Schließlich raffte sich Etos doch zu einer Antwort auf: „Oh, verzeiht. Ich wusste nicht, dass das Lesen von Liebesbriefen zu wichtigen Amtsgeschäften gehört.“
Die Königin wirkte für einen Moment ertappt und ihr Gesicht gewann an Farbe. „Aber kommen wir zur Sache. Wir möchten euch um Hilfe bitten.“
„Das hätte ich mir denken können, schließlich gibt es in diesen Zeiten nicht Vieles, was einen Aonarier dazu treiben würde, den weiten Weg ins Sonnengebirge auf sich zu nehmen“, meinte Hexate nicht gerade begeistert. „Was ist euer Anliegen?“
Etos zögerte erneut, offenbar hatte er ein wenig Angst, die Wahrheit auszusprechen.
„Wir sind dazu entschlossen, den Lord des Frostes zu stürzen“, sagte er dann geradeheraus. Das Lächeln der Königin gefror. Sie setzte sich wieder ein wenig aufrecht hin. „Was glaubt ihr eigentlich, wer ihr seid? Ihr sieben wollt den Lord bekämpfen, und meint, dass ich das Leben meiner Krieger für diese mehr als umnachtete Idee opfern soll?“, fragte sie zornig. Der plötzliche Stimmungswandel überraschte Tado.
„Wir werden auch die anderen Völker des Tals um Hilfe bitten“, wandte Etos ein. Auch er klang leicht verärgert.
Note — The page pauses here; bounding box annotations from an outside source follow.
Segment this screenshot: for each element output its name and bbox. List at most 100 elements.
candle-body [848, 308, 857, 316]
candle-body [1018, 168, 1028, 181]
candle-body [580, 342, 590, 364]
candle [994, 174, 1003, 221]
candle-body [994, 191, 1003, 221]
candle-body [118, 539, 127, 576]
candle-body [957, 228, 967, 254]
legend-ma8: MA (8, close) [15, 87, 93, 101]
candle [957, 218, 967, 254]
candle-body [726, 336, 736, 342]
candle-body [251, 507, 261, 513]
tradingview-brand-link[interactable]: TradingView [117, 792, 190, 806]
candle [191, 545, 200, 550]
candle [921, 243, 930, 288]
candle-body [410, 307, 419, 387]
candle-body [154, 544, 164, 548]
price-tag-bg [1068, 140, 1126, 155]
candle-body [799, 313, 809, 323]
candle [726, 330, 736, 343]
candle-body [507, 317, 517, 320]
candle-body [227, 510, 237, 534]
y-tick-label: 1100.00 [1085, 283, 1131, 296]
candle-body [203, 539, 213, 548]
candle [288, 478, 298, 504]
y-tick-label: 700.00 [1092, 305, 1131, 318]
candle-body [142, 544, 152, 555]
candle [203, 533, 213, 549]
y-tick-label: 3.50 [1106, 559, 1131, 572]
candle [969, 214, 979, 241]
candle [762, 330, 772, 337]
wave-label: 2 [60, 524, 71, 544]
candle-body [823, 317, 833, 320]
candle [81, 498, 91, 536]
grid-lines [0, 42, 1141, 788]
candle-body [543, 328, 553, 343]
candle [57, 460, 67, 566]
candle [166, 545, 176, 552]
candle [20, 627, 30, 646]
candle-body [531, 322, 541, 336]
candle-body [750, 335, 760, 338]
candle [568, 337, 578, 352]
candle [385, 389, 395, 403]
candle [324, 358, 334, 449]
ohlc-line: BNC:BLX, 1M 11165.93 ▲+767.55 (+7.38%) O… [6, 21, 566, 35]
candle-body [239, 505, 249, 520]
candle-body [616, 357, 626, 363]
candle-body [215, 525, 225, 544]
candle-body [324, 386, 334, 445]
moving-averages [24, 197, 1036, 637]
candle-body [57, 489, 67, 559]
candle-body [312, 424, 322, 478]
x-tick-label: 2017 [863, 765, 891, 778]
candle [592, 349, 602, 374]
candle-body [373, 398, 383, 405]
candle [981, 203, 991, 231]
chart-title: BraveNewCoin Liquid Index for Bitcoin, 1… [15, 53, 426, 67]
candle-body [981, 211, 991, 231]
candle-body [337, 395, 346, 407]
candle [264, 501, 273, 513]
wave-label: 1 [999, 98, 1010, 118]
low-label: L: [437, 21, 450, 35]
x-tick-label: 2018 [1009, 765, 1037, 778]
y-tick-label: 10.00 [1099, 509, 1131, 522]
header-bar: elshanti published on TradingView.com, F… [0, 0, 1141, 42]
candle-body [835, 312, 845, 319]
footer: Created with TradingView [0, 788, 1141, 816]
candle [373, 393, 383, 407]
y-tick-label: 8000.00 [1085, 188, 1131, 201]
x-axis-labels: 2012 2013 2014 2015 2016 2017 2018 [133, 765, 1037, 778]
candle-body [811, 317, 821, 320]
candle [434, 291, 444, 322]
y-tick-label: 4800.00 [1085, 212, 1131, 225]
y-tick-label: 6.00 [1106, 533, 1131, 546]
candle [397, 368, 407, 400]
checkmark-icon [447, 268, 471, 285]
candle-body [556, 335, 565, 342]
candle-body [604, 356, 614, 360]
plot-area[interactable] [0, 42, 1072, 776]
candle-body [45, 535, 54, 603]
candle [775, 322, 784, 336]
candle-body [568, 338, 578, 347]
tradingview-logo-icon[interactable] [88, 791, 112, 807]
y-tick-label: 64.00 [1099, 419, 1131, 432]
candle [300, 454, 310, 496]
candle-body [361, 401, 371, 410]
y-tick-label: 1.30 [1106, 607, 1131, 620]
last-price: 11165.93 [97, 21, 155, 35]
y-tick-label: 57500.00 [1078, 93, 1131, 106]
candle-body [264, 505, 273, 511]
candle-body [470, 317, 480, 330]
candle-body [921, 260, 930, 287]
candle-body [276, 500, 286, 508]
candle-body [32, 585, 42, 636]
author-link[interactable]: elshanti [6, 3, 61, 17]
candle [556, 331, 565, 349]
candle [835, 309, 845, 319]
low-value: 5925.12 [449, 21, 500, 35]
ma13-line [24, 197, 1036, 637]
Offenbar hatte er zwar mit dieser Reaktion gerechnet, trotzdem aber auf die Unterstützung gehofft.
„Und was ist, wenn die anderen Völker auch ihre Hilfe verweigern? Was ist, wenn ihr ganz allein dasteht? Wollt ihr dann zu Siebent gegen den Lord kämpfen?“ Die Stimme der Königin war lauter geworden und auch Etos sprach nicht mehr so gefasst wie zuvor: „Notfalls würden wir auch das tun, aber die anderen Reiche werden uns helfen. Denn sie alle haben kein so ignorantes Oberhaupt wie ihr es seid!“
Das war’s, dachte Tado. Etos hatte den Bogen überspannt. Wahrscheinlich würde die Königin jetzt Blitze oder Felsen auf sie herabregnen lassen. Er schloss instinktiv die Augen.